新しい業務ツールの基本ツール構造は基本情報SYSTEMを複写する事により簡単にツール生成が可能です。
作成後は基本情報SYSTEMで不要なものは削除し、機能を追加します。
【運用・保守について開発・改修・保守】
開発・改修等の場合、開発の既定のホルダに「開発中」とあれば、組み合わせキーを押す事によりリボン・ナビゲーターの表示・非表示が簡単に出来ます。

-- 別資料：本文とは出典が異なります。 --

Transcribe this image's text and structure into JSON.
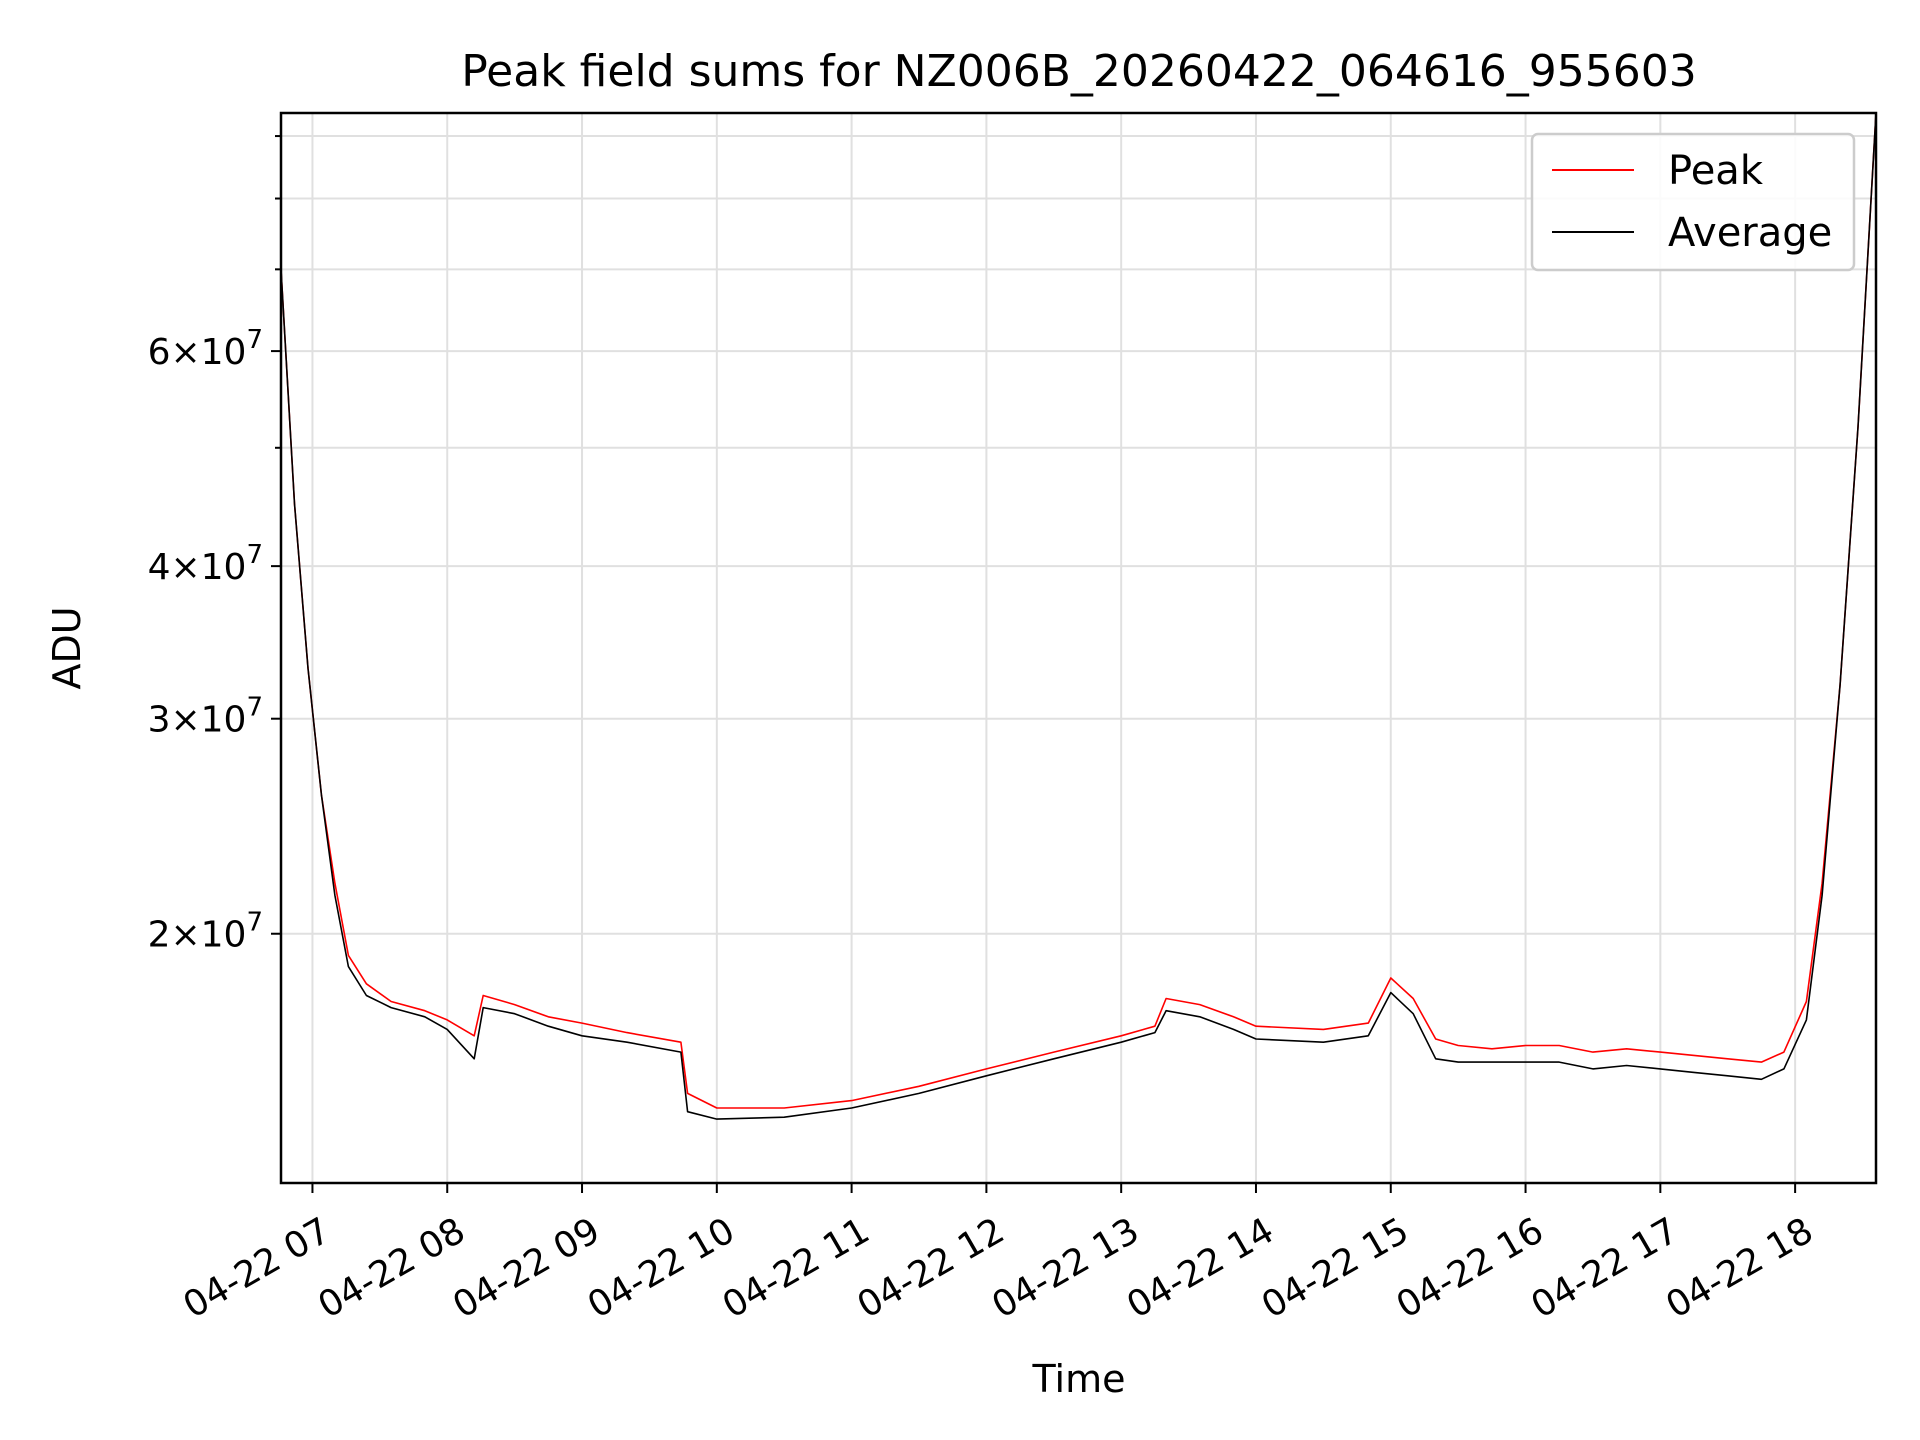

またVBEを表示する為の「CTRL+G」「ALT+F11」での表示も可能です。システム設定によりますがデフォルトでエンドユーザー環境では、「Shift+開く」などのバイパスやVBEを表示するショートカットキーは全て無効に設定しています。配布するファイルは{「.accdb」の場合、ステイタスバーを非表示にしていますのでフォームをデザインモードで開く事もVBEを開く事も出来ません。
プログラムの改修は以下のような形で行います。
例:営業支援システム_ver.1.0.5.accdb
↓
営業支援システム_ver.1.0.5.beta.accdbとします。
営業支援システム_ver.1.0.6.accdb等として起動してしまうと「システム設定」テーブルのバージョン情報が「1.0.6」になる為、エンドユーザーでバージョンアップルートに入ってしまいますがファイルがまだ無い為、エラーになり起動が出来なくなります。その場合、営業支援システム_ver.1.0.6.accdbを1.0.5に直して開発環境で再度起動し、強制的にバージョンを戻す事が出来ます。
誤ってバージョンを上げて起動した場合、元のバージョンにファイル名を戻し、左図のウィンドウが表示されたら「いいえ」をクリックする事で強制的に起動したバージョンに書き換えをします。(開発環境のみで実施可能です。)